Le convict, se levant peu à peu sur ses genoux, examinait avec une anxiété toujours croissante le visage du vieillard. Ils s'observèrent ainsi en silence durant assez longtemps.
Tout à coup le vieillard tressaillit, devint affreusement pâle, se leva en chancelant et recula quelques pas, en voyant qu'Edmunds se levait aussi.
«Parlez-moi! que j'entende le son de votre voix! s'écria le libéré palpitant d'émotion.
– N'avance pas!» s'écria le vieillard en blasphémant.
Mais Edmunds ne l'écoutait point et continuait à s'approcher de lui.
«N'avance pas! répéta-t-il en frémissant de rage et de terreur; et en même temps, levant son bâton, il en frappa violemment le libéré au visage.
– Mon père!.. Misérable!..» murmura celui-ci entre ses dents serrées; puis, s'élançant avec fureur, il saisit le vieillard à la gorge; mais il se souvint que c'était son père, et ses mains retombèrent sans force à ses côtés.
Le vieillard jeta un cri perçant, qui retentit à travers les champs déserts comme les hurlements d'un mauvais esprit. Sa face devint livide, le sang jaillit de sa bouche et de son nez, il chancela et tomba en arrière. Il s'était rompu un vaisseau, et lorsque son fils le releva de la mare de sang noir et épais qu'il avait vomie, il était mort.
Dans un coin de notre cimetière, repose un homme que j'ai employé à mon service pendant trois années, après cet événement. Il était réellement repentant et corrigé. Personne n'a su durant sa vie qui il était, ni d'où il venait. C'était Edmunds le convict libéré.»
CHAPITRE VII.
Comment M. Winkle, au lieu de tirer le pigeon et de tuer la corneille, tira la corneille et blessa le pigeon. Comment le club de la Crosse de Dingley-Dell lutta contre celui de Muggleton, et comment Muggleton dîna aux dépens de Dingley-Dell.

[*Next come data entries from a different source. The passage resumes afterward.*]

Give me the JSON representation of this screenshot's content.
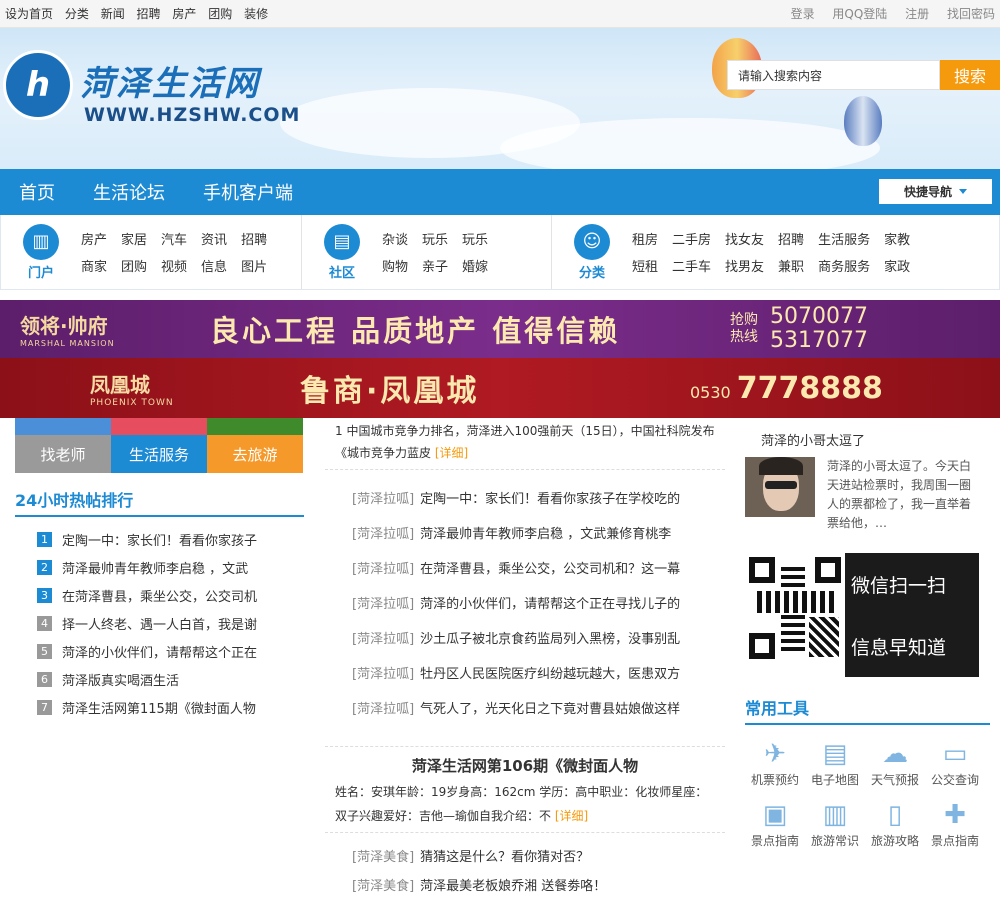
{
  "topbar": {
    "left": [
      "设为首页",
      "分类",
      "新闻",
      "招聘",
      "房产",
      "团购",
      "装修"
    ],
    "right": [
      "登录",
      "用QQ登陆",
      "注册",
      "找回密码"
    ]
  },
  "header": {
    "logo_text": "菏泽生活网",
    "logo_url": "WWW.HZSHW.COM",
    "search_placeholder": "请输入搜索内容",
    "search_button": "搜索"
  },
  "nav": {
    "items": [
      "首页",
      "生活论坛",
      "手机客户端"
    ],
    "quick": "快捷导航"
  },
  "categories": [
    {
      "label": "门户",
      "icon": "building-icon",
      "links": [
        "房产",
        "家居",
        "汽车",
        "资讯",
        "招聘",
        "商家",
        "团购",
        "视频",
        "信息",
        "图片"
      ]
    },
    {
      "label": "社区",
      "icon": "book-icon",
      "links": [
        "杂谈",
        "玩乐",
        "玩乐",
        "购物",
        "亲子",
        "婚嫁"
      ]
    },
    {
      "label": "分类",
      "icon": "people-icon",
      "links": [
        "租房",
        "二手房",
        "找女友",
        "招聘",
        "生活服务",
        "家教",
        "短租",
        "二手车",
        "找男友",
        "兼职",
        "商务服务",
        "家政"
      ]
    }
  ],
  "banner1": {
    "brand": "领将·帅府",
    "brand_en": "MARSHAL MANSION",
    "slogan": "良心工程 品质地产 值得信赖",
    "hotline_label": "抢购热线",
    "phone1": "5070077",
    "phone2": "5317077"
  },
  "banner2": {
    "brand": "凤凰城",
    "brand_en": "PHOENIX TOWN",
    "slogan": "鲁商·凤凰城",
    "phone_prefix": "0530",
    "phone": "7778888"
  },
  "left": {
    "buttons": [
      "找老师",
      "生活服务",
      "去旅游"
    ],
    "rank_title": "24小时热帖排行",
    "rank": [
      "定陶一中：家长们！看看你家孩子",
      "菏泽最帅青年教师李启稳 ，文武",
      "在菏泽曹县，乘坐公交，公交司机",
      "择一人终老、遇一人白首，我是谢",
      "菏泽的小伙伴们，请帮帮这个正在",
      "菏泽版真实喝酒生活",
      "菏泽生活网第115期《微封面人物"
    ]
  },
  "mid": {
    "top_text": "1 中国城市竞争力排名，菏泽进入100强前天（15日），中国社科院发布《城市竞争力蓝皮",
    "more": "[详细]",
    "news": [
      {
        "tag": "[菏泽拉呱]",
        "text": "定陶一中：家长们！看看你家孩子在学校吃的"
      },
      {
        "tag": "[菏泽拉呱]",
        "text": "菏泽最帅青年教师李启稳 ，文武兼修育桃李"
      },
      {
        "tag": "[菏泽拉呱]",
        "text": "在菏泽曹县，乘坐公交，公交司机和？这一幕"
      },
      {
        "tag": "[菏泽拉呱]",
        "text": "菏泽的小伙伴们，请帮帮这个正在寻找儿子的"
      },
      {
        "tag": "[菏泽拉呱]",
        "text": "沙土瓜子被北京食药监局列入黑榜，没事别乱"
      },
      {
        "tag": "[菏泽拉呱]",
        "text": "牡丹区人民医院医疗纠纷越玩越大，医患双方"
      },
      {
        "tag": "[菏泽拉呱]",
        "text": "气死人了，光天化日之下竟对曹县姑娘做这样"
      }
    ],
    "feature_title": "菏泽生活网第106期《微封面人物",
    "feature_desc": "姓名：安琪年龄：19岁身高：162cm 学历：高中职业：化妆师星座：双子兴趣爱好：吉他—瑜伽自我介绍：不",
    "bottom": [
      {
        "tag": "[菏泽美食]",
        "text": "猜猜这是什么？看你猜对否？"
      },
      {
        "tag": "[菏泽美食]",
        "text": "菏泽最美老板娘乔湘 送餐劵咯！"
      }
    ]
  },
  "right": {
    "profile_title": "菏泽的小哥太逗了",
    "profile_desc": "菏泽的小哥太逗了。今天白天进站检票时，我周围一圈人的票都检了，我一直举着票给他，…",
    "qr_text": [
      "微信扫一扫",
      "信息早知道"
    ],
    "tools_title": "常用工具",
    "tools": [
      {
        "label": "机票预约",
        "icon": "plane-icon",
        "glyph": "✈"
      },
      {
        "label": "电子地图",
        "icon": "map-icon",
        "glyph": "▤"
      },
      {
        "label": "天气预报",
        "icon": "weather-icon",
        "glyph": "☁"
      },
      {
        "label": "公交查询",
        "icon": "bus-icon",
        "glyph": "▭"
      },
      {
        "label": "景点指南",
        "icon": "train-icon",
        "glyph": "▣"
      },
      {
        "label": "旅游常识",
        "icon": "books-icon",
        "glyph": "▥"
      },
      {
        "label": "旅游攻略",
        "icon": "guidebook-icon",
        "glyph": "▯"
      },
      {
        "label": "景点指南",
        "icon": "signpost-icon",
        "glyph": "✚"
      }
    ]
  }
}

Avec diverses autres matières également instructives et intéressantes
Les fatigantes aventures de la journée, ou peut-être l'influence somnifère de l'histoire racontée par le ministre, opérèrent si fortement sur les nerfs de M. Pickwick qu'il était à peine au lit depuis cinq minutes, lorsqu'il s'endormit d'un sommeil profond. Il n'en fut tiré que le lendemain matin par les brillants rayons du soleil levant, qui pénétraient dans sa chambre, et qui semblaient lui adresser des reproches.
M. Pickwick n'était pas paresseux: comme un vaillant guerrier, il s'élança hors de sa tente… je veux dire à bas de son lit.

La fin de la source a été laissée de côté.